Finding My Happy

I’ve spent the last three days in bed, horribly sick, and I took that time to really think about all of these things that have happened in 2016. This year has already been a handful! But, you know what, I am doing pretty damn well. I may be sick, but I feel happy; a happiness I haven’t felt in quite some time actually. I talked to my closest and dearest friends today and I was reminded of how much life can change. The ebb and flow of life can be rocky and smooth, we just need to know how to handle the situations that come to us. There are always situations that occur that we don’t know how to handle. I, of course, am guilty of this. I did, however, learn that when an upsetting situation escalates into the same rote arguments over and over, it’s just time to walk away. There is no finding a solution. There’s just anger. That frustrates me to no end, but I cannot change the outcome of a situation. Sometimes, you just have to walk away. I did so with my mother, and despite all of her tactics to guilt me into speaking with her, she just wasn’t successful in changing my mind. As someone pointed out to me last week, I am not horribly forgiving. This is 100% true, and I don’t see that changing any time soon. I have given too many chances to too many people. I finally stood up and said “no more”. I’m done letting people continually hurt me and then turn around and tell me they care. That’s okay, you can say that you care. You may even mean it. However, I’m no longer allowing your care to mean that I will continue to accept the hurtful things you’ve done and sweep them under the rug.
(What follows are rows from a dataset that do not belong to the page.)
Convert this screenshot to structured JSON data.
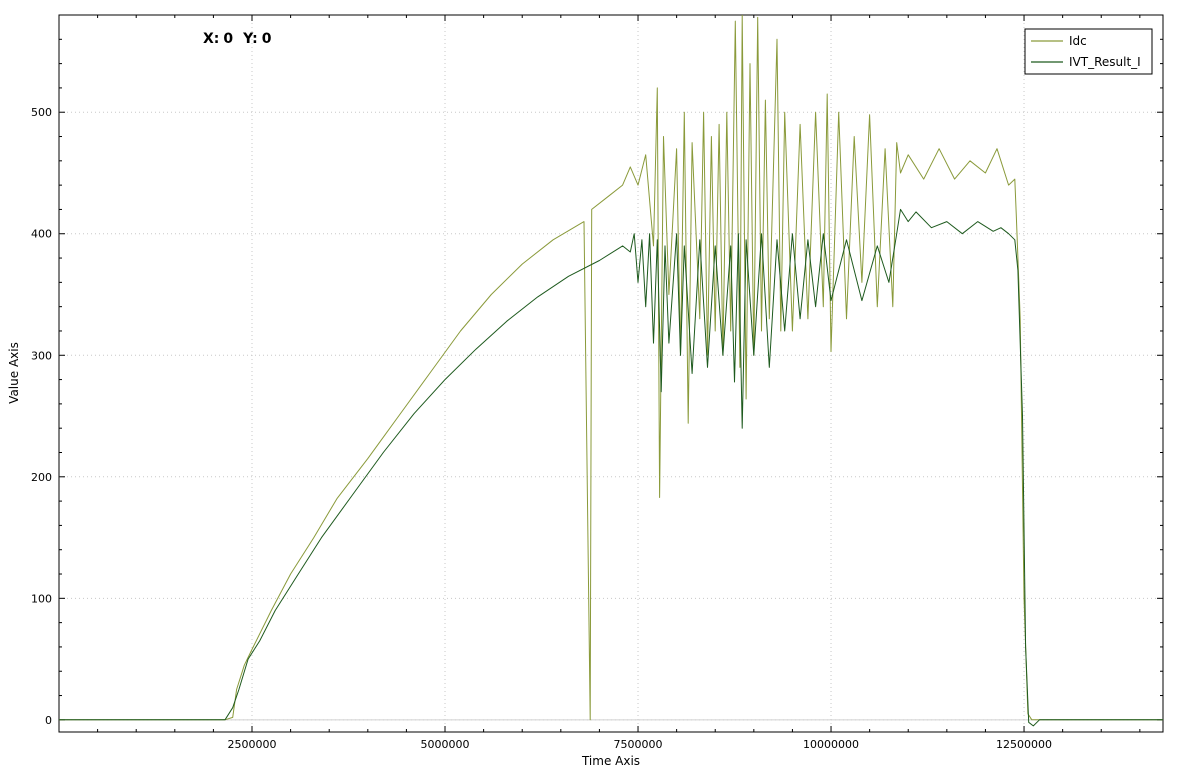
{
  "readout": {
    "x_label": "X:",
    "x_value": "0",
    "y_label": "Y:",
    "y_value": "0"
  },
  "chart_data": {
    "type": "line",
    "xlabel": "Time Axis",
    "ylabel": "Value Axis",
    "xlim": [
      0,
      14300000
    ],
    "ylim": [
      -10,
      580
    ],
    "xticks": [
      2500000,
      5000000,
      7500000,
      10000000,
      12500000
    ],
    "yticks": [
      0,
      100,
      200,
      300,
      400,
      500
    ],
    "grid": true,
    "legend_position": "top-right",
    "series": [
      {
        "name": "Idc",
        "color": "#8a9a3a",
        "points": [
          [
            0,
            0
          ],
          [
            2150000,
            0
          ],
          [
            2250000,
            2
          ],
          [
            2300000,
            25
          ],
          [
            2400000,
            45
          ],
          [
            2500000,
            58
          ],
          [
            2750000,
            90
          ],
          [
            3000000,
            120
          ],
          [
            3300000,
            150
          ],
          [
            3600000,
            182
          ],
          [
            4000000,
            215
          ],
          [
            4400000,
            250
          ],
          [
            4800000,
            285
          ],
          [
            5200000,
            320
          ],
          [
            5600000,
            350
          ],
          [
            6000000,
            375
          ],
          [
            6400000,
            395
          ],
          [
            6800000,
            410
          ],
          [
            6880000,
            0
          ],
          [
            6900000,
            420
          ],
          [
            7100000,
            430
          ],
          [
            7300000,
            440
          ],
          [
            7400000,
            455
          ],
          [
            7500000,
            440
          ],
          [
            7600000,
            465
          ],
          [
            7700000,
            390
          ],
          [
            7750000,
            520
          ],
          [
            7780000,
            183
          ],
          [
            7830000,
            480
          ],
          [
            7900000,
            350
          ],
          [
            8000000,
            470
          ],
          [
            8050000,
            300
          ],
          [
            8100000,
            500
          ],
          [
            8150000,
            244
          ],
          [
            8200000,
            475
          ],
          [
            8300000,
            330
          ],
          [
            8350000,
            500
          ],
          [
            8400000,
            300
          ],
          [
            8450000,
            480
          ],
          [
            8500000,
            320
          ],
          [
            8550000,
            490
          ],
          [
            8600000,
            300
          ],
          [
            8650000,
            500
          ],
          [
            8700000,
            320
          ],
          [
            8760000,
            575
          ],
          [
            8820000,
            290
          ],
          [
            8850000,
            580
          ],
          [
            8900000,
            264
          ],
          [
            8950000,
            540
          ],
          [
            9000000,
            300
          ],
          [
            9050000,
            578
          ],
          [
            9100000,
            320
          ],
          [
            9150000,
            510
          ],
          [
            9200000,
            330
          ],
          [
            9300000,
            560
          ],
          [
            9350000,
            320
          ],
          [
            9400000,
            500
          ],
          [
            9500000,
            320
          ],
          [
            9600000,
            490
          ],
          [
            9700000,
            330
          ],
          [
            9800000,
            500
          ],
          [
            9900000,
            340
          ],
          [
            9950000,
            515
          ],
          [
            10000000,
            303
          ],
          [
            10100000,
            500
          ],
          [
            10200000,
            330
          ],
          [
            10300000,
            480
          ],
          [
            10400000,
            360
          ],
          [
            10500000,
            498
          ],
          [
            10600000,
            340
          ],
          [
            10700000,
            470
          ],
          [
            10800000,
            340
          ],
          [
            10850000,
            475
          ],
          [
            10900000,
            450
          ],
          [
            11000000,
            465
          ],
          [
            11200000,
            445
          ],
          [
            11400000,
            470
          ],
          [
            11600000,
            445
          ],
          [
            11800000,
            460
          ],
          [
            12000000,
            450
          ],
          [
            12150000,
            470
          ],
          [
            12300000,
            440
          ],
          [
            12380000,
            445
          ],
          [
            12400000,
            415
          ],
          [
            12450000,
            330
          ],
          [
            12500000,
            100
          ],
          [
            12550000,
            5
          ],
          [
            12600000,
            0
          ],
          [
            14300000,
            0
          ]
        ]
      },
      {
        "name": "IVT_Result_I",
        "color": "#1e5a1e",
        "points": [
          [
            0,
            0
          ],
          [
            2150000,
            0
          ],
          [
            2250000,
            10
          ],
          [
            2330000,
            25
          ],
          [
            2450000,
            50
          ],
          [
            2600000,
            65
          ],
          [
            2800000,
            90
          ],
          [
            3100000,
            120
          ],
          [
            3400000,
            150
          ],
          [
            3800000,
            185
          ],
          [
            4200000,
            220
          ],
          [
            4600000,
            252
          ],
          [
            5000000,
            280
          ],
          [
            5400000,
            305
          ],
          [
            5800000,
            328
          ],
          [
            6200000,
            348
          ],
          [
            6600000,
            365
          ],
          [
            7000000,
            378
          ],
          [
            7300000,
            390
          ],
          [
            7400000,
            385
          ],
          [
            7450000,
            400
          ],
          [
            7500000,
            360
          ],
          [
            7550000,
            395
          ],
          [
            7600000,
            340
          ],
          [
            7650000,
            400
          ],
          [
            7700000,
            310
          ],
          [
            7750000,
            395
          ],
          [
            7800000,
            270
          ],
          [
            7850000,
            390
          ],
          [
            7900000,
            310
          ],
          [
            8000000,
            400
          ],
          [
            8050000,
            300
          ],
          [
            8100000,
            390
          ],
          [
            8200000,
            285
          ],
          [
            8300000,
            395
          ],
          [
            8400000,
            290
          ],
          [
            8500000,
            390
          ],
          [
            8600000,
            300
          ],
          [
            8700000,
            390
          ],
          [
            8750000,
            278
          ],
          [
            8800000,
            400
          ],
          [
            8850000,
            240
          ],
          [
            8900000,
            395
          ],
          [
            9000000,
            300
          ],
          [
            9100000,
            400
          ],
          [
            9200000,
            290
          ],
          [
            9300000,
            395
          ],
          [
            9400000,
            320
          ],
          [
            9500000,
            400
          ],
          [
            9600000,
            330
          ],
          [
            9700000,
            395
          ],
          [
            9800000,
            340
          ],
          [
            9900000,
            400
          ],
          [
            10000000,
            345
          ],
          [
            10200000,
            395
          ],
          [
            10400000,
            345
          ],
          [
            10600000,
            390
          ],
          [
            10750000,
            360
          ],
          [
            10850000,
            400
          ],
          [
            10900000,
            420
          ],
          [
            11000000,
            410
          ],
          [
            11100000,
            418
          ],
          [
            11300000,
            405
          ],
          [
            11500000,
            410
          ],
          [
            11700000,
            400
          ],
          [
            11900000,
            410
          ],
          [
            12100000,
            402
          ],
          [
            12200000,
            405
          ],
          [
            12300000,
            400
          ],
          [
            12380000,
            395
          ],
          [
            12420000,
            370
          ],
          [
            12480000,
            250
          ],
          [
            12520000,
            60
          ],
          [
            12560000,
            -2
          ],
          [
            12620000,
            -5
          ],
          [
            12700000,
            0
          ],
          [
            14300000,
            0
          ]
        ]
      }
    ]
  }
}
I’ve let many people go this last year and I have walked away from a few in the last two months. I was saddened and angry, but I’ve come to terms with those decisions. There will be good and bad days. Days when I will want to pick up the phone and call those people and text them. But, I will get through those days. I will miss those people, but I will remember the hurt and pains those people have caused and I’ll understand that letting those people go was a step in a new direction. Hopefully, the right direction.

There is a sadness in every goodbye, but there is a happiness in knowing that change is coming and I feel a little happier.

I don’t know what the future holds, nor do I know if I will ever let those people back into my life again, but I do know that I can’t live with a hardened heart any longer.